Interferometers Utilizing Reversible X-ray-induced Chemical Changes in Poly(N-isopropylacrylamide) Microgels

Abstract

Photonic materials, which react to light, have garnered interest due to their capability to exhibit adjustable structural colors. Typically, light targets the UV, visible, or near-IR spectrums. In this study, microgel-based photonic materials that are capable of reversibly responding to X-rays have been engineered. To accomplish this, azobenzene (Azo)-containing poly(N-isopropylacrylamide) (pNIPAm)-based microgels are synthesized. Subsequently, ZnS scintillator and Cr/Au are applied on each side of the poly(methyl methacrylate (PMMA) substrate. Subsequently, the Azo MG monolayer is deposited onto the Au surface, followed by the deposition of an additional layer of Cr/Au. This process generates ZnS/PMMA/Cr/Au/Azo MG/Cr/Au or ZnS/Au-Azo MG-Au structure. Functioning as a typical interferometer, ZnS/Au-Azo MG-Au demonstrates tunable colors based on the separation distance between the two Au layers. The ZnS scintillator can absorb and convert X-rays into UV light, initiating the transition of the Azo groups from a trans to a cis state. Consequently, this transition causes the Azo MG to swell. As Azo MG swells, the distance between the two Au layers increases, resulting in a red-shift of approximately 350 nm in the optical signal of the ZnS/Au-Azo MG-Au interferometer.

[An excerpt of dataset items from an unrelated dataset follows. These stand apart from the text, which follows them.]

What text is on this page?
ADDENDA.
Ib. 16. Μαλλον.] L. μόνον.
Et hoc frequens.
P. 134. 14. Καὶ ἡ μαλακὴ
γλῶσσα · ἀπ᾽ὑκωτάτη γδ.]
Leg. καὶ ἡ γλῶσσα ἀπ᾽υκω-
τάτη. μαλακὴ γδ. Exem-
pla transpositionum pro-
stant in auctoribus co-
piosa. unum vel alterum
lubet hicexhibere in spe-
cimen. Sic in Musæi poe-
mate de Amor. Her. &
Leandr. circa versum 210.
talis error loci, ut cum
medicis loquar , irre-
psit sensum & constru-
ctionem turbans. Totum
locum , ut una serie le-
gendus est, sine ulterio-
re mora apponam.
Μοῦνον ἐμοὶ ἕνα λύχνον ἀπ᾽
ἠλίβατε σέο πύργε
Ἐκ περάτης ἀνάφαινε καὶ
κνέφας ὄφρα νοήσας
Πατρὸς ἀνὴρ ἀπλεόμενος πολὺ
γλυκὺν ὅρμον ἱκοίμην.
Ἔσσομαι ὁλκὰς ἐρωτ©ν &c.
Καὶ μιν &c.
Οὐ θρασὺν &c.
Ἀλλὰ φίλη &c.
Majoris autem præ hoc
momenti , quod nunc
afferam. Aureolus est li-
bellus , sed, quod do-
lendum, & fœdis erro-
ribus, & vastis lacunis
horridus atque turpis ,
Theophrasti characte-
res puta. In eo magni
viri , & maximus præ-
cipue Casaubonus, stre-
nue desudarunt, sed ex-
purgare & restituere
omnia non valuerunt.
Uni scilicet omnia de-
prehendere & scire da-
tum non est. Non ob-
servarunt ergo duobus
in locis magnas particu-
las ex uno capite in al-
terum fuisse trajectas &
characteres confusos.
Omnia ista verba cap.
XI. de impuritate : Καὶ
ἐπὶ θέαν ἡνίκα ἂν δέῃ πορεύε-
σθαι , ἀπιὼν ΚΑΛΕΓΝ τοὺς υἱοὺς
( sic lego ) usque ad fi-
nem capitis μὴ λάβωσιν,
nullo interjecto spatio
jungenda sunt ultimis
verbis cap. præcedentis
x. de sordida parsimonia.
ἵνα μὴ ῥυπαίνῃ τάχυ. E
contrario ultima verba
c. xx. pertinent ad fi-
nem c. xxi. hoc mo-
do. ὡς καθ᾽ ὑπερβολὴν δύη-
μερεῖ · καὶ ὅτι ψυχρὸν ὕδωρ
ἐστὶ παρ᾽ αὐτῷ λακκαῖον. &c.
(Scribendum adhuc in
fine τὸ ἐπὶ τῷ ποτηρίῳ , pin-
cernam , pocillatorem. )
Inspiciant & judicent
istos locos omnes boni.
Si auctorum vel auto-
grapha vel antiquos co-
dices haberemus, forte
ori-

Remarkably, this X-ray responsivity of the interferometer is reversible, as it returns to its initial state after being stored in the dark for 24 h. To demonstrate its capabilities, the ZnS/Au-Azo MG-Au interferometer successfully releases a drug when triggered by X-ray stimulation, thus validating its potential. The microgel-based interferometers hold significant promise for applications in chemoradiotherapy, radiobiology, and actuators in space.